Cuando toca lo feo, lo duro, la lucha, la batalla, la lágrima, el esfuerzo, es realmente cuando necesitaríamos tener a aquellas personas que se supone que nos aprecian, o que nos quieren, o en definitiva, aquellas personas que dicen que somos importantes para ellas, pero muchas veces, este es el momento en el que saltan del barco, porque para qué engañarnos, las maduras son muy bonitas, las duras no tanto. Por eso, hay que reconocer que todos tendríamos que pasar momentos realmente duros en nuestra vida, porque así podríamos más fácilmente discernir sobre las personas a las que les importamos y sobre aquellas que simplemente se importan así mismas. Hay una imagen que representa muy bien este momento, y es el de un perro cuando sale del agua, un perro de lanas que empieza a moverse convulsivamente para sacarse de encima todo el agua sobrante. Pues bien, eso es lo que nosotros, los seres humanos, también tendríamos que hacer en ocasiones, pero no con respecto al agua, sino que a otros seres, más o menos, humanos pero que en muchos casos tienen realmente un comportamiento más de parásitos que de otra cosa.

Ahora bien, ya que hemos visualizado qué es lo que hay que hacer con aquellos que no merecen estar a nuestro lado, simplemente por deslealtad, por interés, o por lo que sea. Vamos a centrarnos en aquellas personas que sí se quedan. O mejor aún en las que aparecen en estos momentos. Estas son las auténticas. En la época del ocaso, de la tristeza, del miedo, de la oscuridad, cuando los brillos desaparecen y la mayoría de las luces se apagan, hay que ser muy valiente para llegar a la vida de alguien, y para no sólo no salir corriendo, sino que para decir:

“ vamos, yo te guío, si quieres mi luz, aquí la tienes, déjate llevar, déjate acompañar, déjate ayudar. No tienes porqué ser superman/superwoman, y no tienes porqué salvar el mundo en solitario. Sólo haz lo que tienes que hacer. No va a ser fácil. Te vas a caer mil veces. Vas a tener zancadillas que van a llegar por todos los frentes. Pero si cada vez que te caes, te levantas, si cada vez que te zancadillean aprendes, no te preocupes, porque tú vas a ser quién sea capaz de salir, de seguir, de resurgir. Yo estoy aquí para ayudarte, yo estoy aquí para guiarte, para orientarte, y cuando te desvíes, por supuesto para recriminarte, y para demostrarte tus errores. Tú sólo tienes que hacer y hacer. No dejarte vencer, ni por los de fuera, ni por supuesto por el peor enemigo, el que habita dentro de ti. El que en muchas ocasiones te va a decir. “¿Para qué te levantas ya?; Vámonos a dormir, si da igual; no te preocupes, mañana lo harás. Si no puedes, déjalo, qué le vamos a hacer”. A ese es al que no debes de escuchar. Contra ese es contra el que más alerta debes estar, porque yo podré estar a tu lado, pero será una guerra que deberás batir solo, en la que habrá miles de batallas. No te engañes, por mucho que parezca que vas ganando, es un enemigo muy sibilino, y puede ocurrir que sin darte cuenta esté aprovechando tu momento de vanidad, para volver a entrar como caballo de Troya y minar el trabajo que has hecho”.

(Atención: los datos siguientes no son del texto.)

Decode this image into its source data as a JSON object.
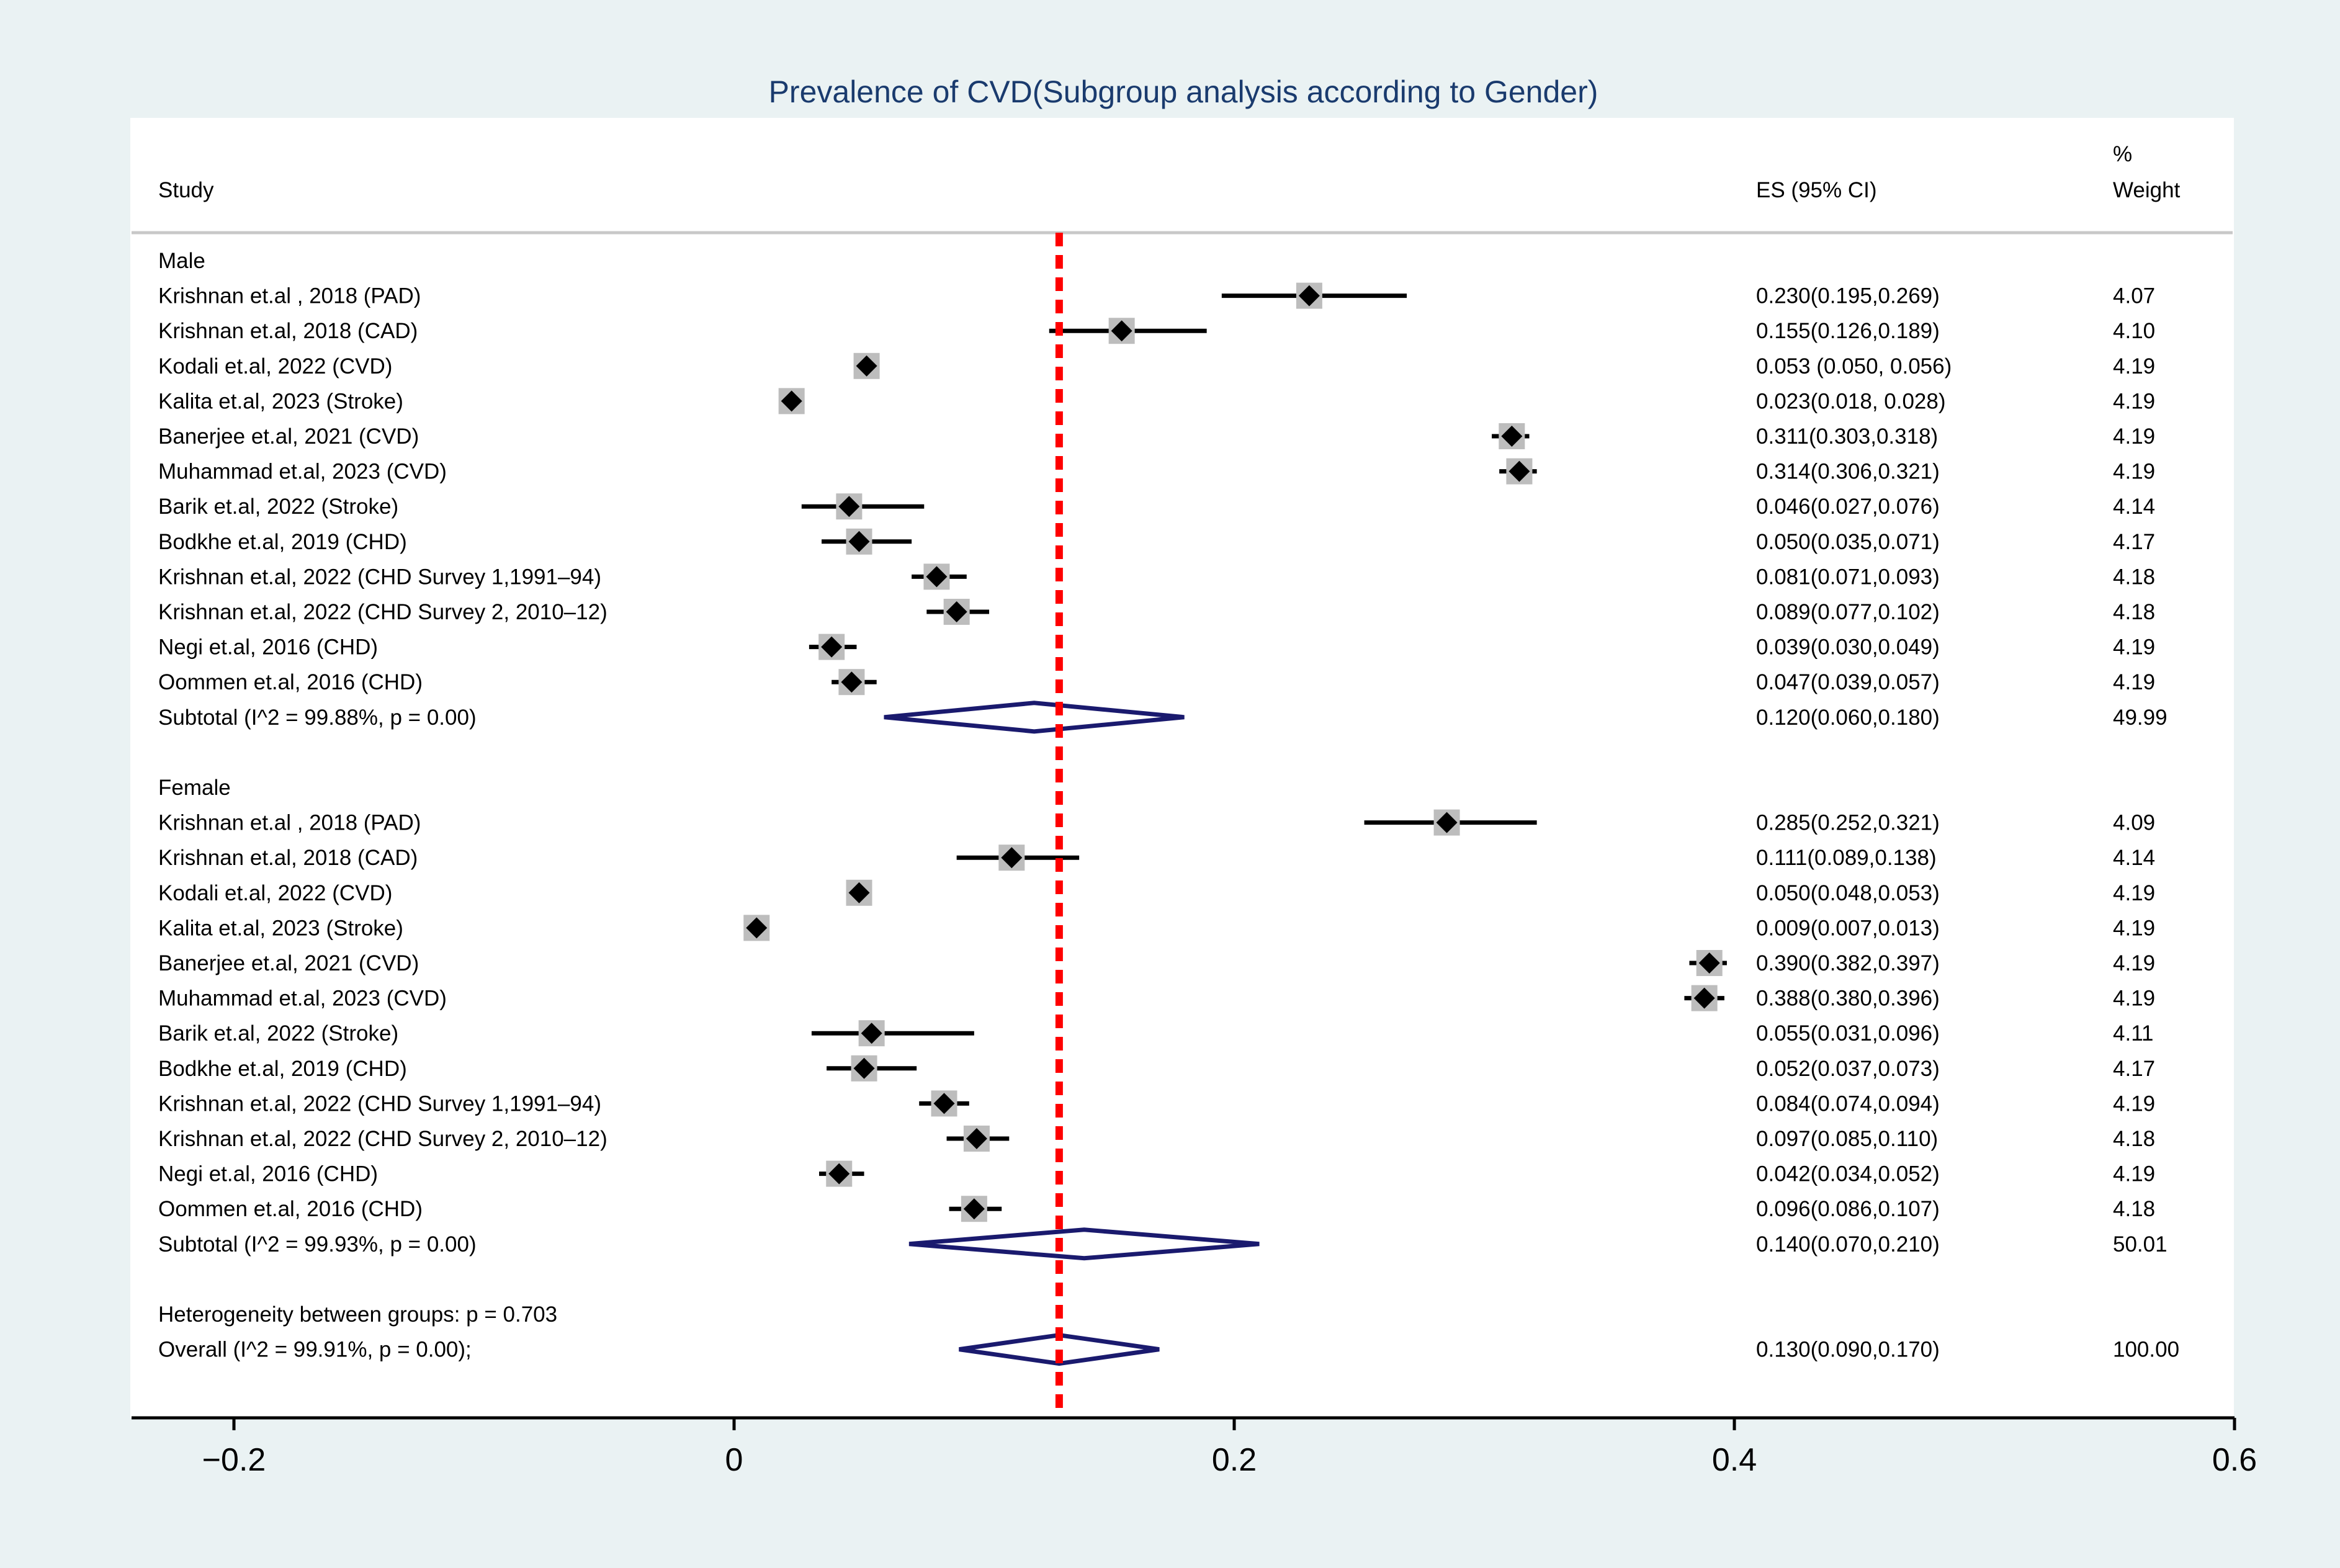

Si tienes la suerte de encontrar un faro así, que te guíe, préstale mucha atención. No dejes que se apague. Te dirá cosas feas. En muchas ocasiones te pondrá contra la espada y la pared, pero sólo así podrás tener una oportunidad para ganar la guerra.

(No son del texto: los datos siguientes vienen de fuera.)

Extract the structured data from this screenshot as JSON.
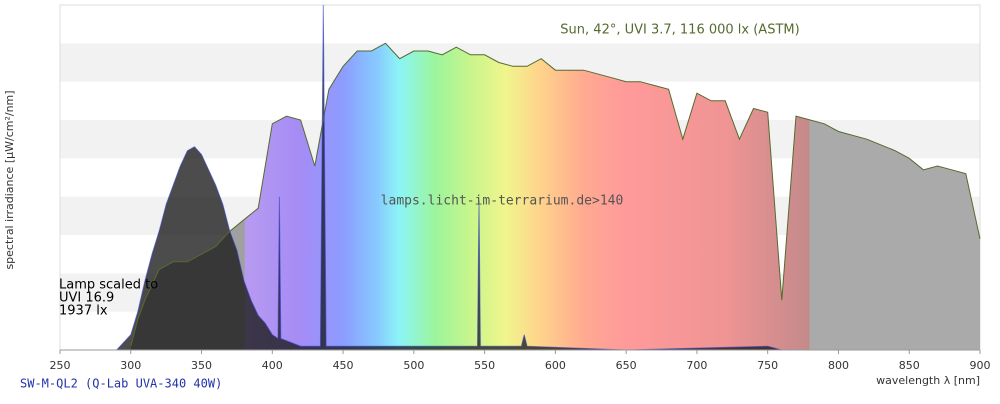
{
  "chart_data": {
    "type": "area",
    "y_label": "spectral irradiance [µW/cm²/nm]",
    "x_label": "wavelength λ [nm]",
    "watermark": "lamps.licht-im-terrarium.de>140",
    "annotation": [
      "Lamp scaled to",
      "UVI 16.9",
      "1937 lx"
    ],
    "xlim": [
      250,
      900
    ],
    "xticks": [
      250,
      300,
      350,
      400,
      450,
      500,
      550,
      600,
      650,
      700,
      750,
      800,
      850,
      900
    ],
    "ylim": [
      0,
      9
    ],
    "grid": "bands",
    "series": [
      {
        "name": "Sun, 42°, UVI 3.7, 116 000 lx (ASTM)",
        "color": "#556b2f",
        "x": [
          300,
          305,
          310,
          315,
          320,
          330,
          340,
          350,
          360,
          370,
          380,
          390,
          400,
          410,
          420,
          430,
          440,
          450,
          460,
          470,
          480,
          490,
          500,
          510,
          520,
          530,
          540,
          550,
          560,
          570,
          580,
          590,
          600,
          620,
          640,
          650,
          660,
          670,
          680,
          690,
          700,
          710,
          720,
          730,
          740,
          750,
          760,
          770,
          780,
          790,
          800,
          820,
          840,
          850,
          860,
          870,
          880,
          890,
          900
        ],
        "values": [
          0.1,
          0.8,
          1.3,
          1.7,
          2.1,
          2.3,
          2.3,
          2.5,
          2.7,
          3.1,
          3.4,
          3.7,
          5.9,
          6.1,
          6.0,
          4.8,
          6.8,
          7.4,
          7.8,
          7.8,
          8.0,
          7.6,
          7.8,
          7.8,
          7.7,
          7.9,
          7.7,
          7.7,
          7.5,
          7.4,
          7.4,
          7.6,
          7.3,
          7.3,
          7.1,
          7.0,
          7.0,
          6.9,
          6.8,
          5.5,
          6.7,
          6.5,
          6.5,
          5.5,
          6.3,
          6.2,
          1.3,
          6.1,
          6.0,
          5.9,
          5.7,
          5.5,
          5.2,
          5.0,
          4.7,
          4.8,
          4.7,
          4.6,
          2.9
        ]
      },
      {
        "name": "SW-M-QL2 (Q-Lab UVA-340 40W)",
        "color": "#1a1a1a",
        "x": [
          290,
          300,
          305,
          310,
          315,
          320,
          325,
          330,
          335,
          340,
          345,
          350,
          355,
          360,
          365,
          370,
          375,
          380,
          385,
          390,
          395,
          400,
          404,
          405,
          406,
          420,
          434,
          436,
          438,
          500,
          545,
          546,
          547,
          576,
          578,
          580,
          650,
          750,
          760
        ],
        "values": [
          0,
          0.4,
          1.0,
          1.8,
          2.5,
          3.1,
          3.8,
          4.3,
          4.8,
          5.2,
          5.3,
          5.1,
          4.7,
          4.3,
          3.8,
          3.1,
          2.6,
          1.8,
          1.3,
          0.9,
          0.7,
          0.4,
          0.3,
          4.0,
          0.3,
          0.1,
          0.1,
          9.0,
          0.1,
          0.1,
          0.1,
          3.9,
          0.1,
          0.1,
          0.4,
          0.1,
          0.0,
          0.1,
          0.0
        ]
      }
    ]
  }
}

Huye de quiénes te regalen el oído, de quiénes resalten tus virtudes aunque sean ciertas, porque así escuchando lo que ya sabes, no podrás crecer, no podrás ser mejor, no podrás vencer.

Y por supuesto, cuando la tempestad amaine, y las aguas parezcan plácidas, no olvides a quién estuvo a tu lado en la batalla. No seas desagradecido. No peques de arrogante, porque además recuerda, que en cualquier momento, la tempestad puede volver a traer un tsunami a tu vida.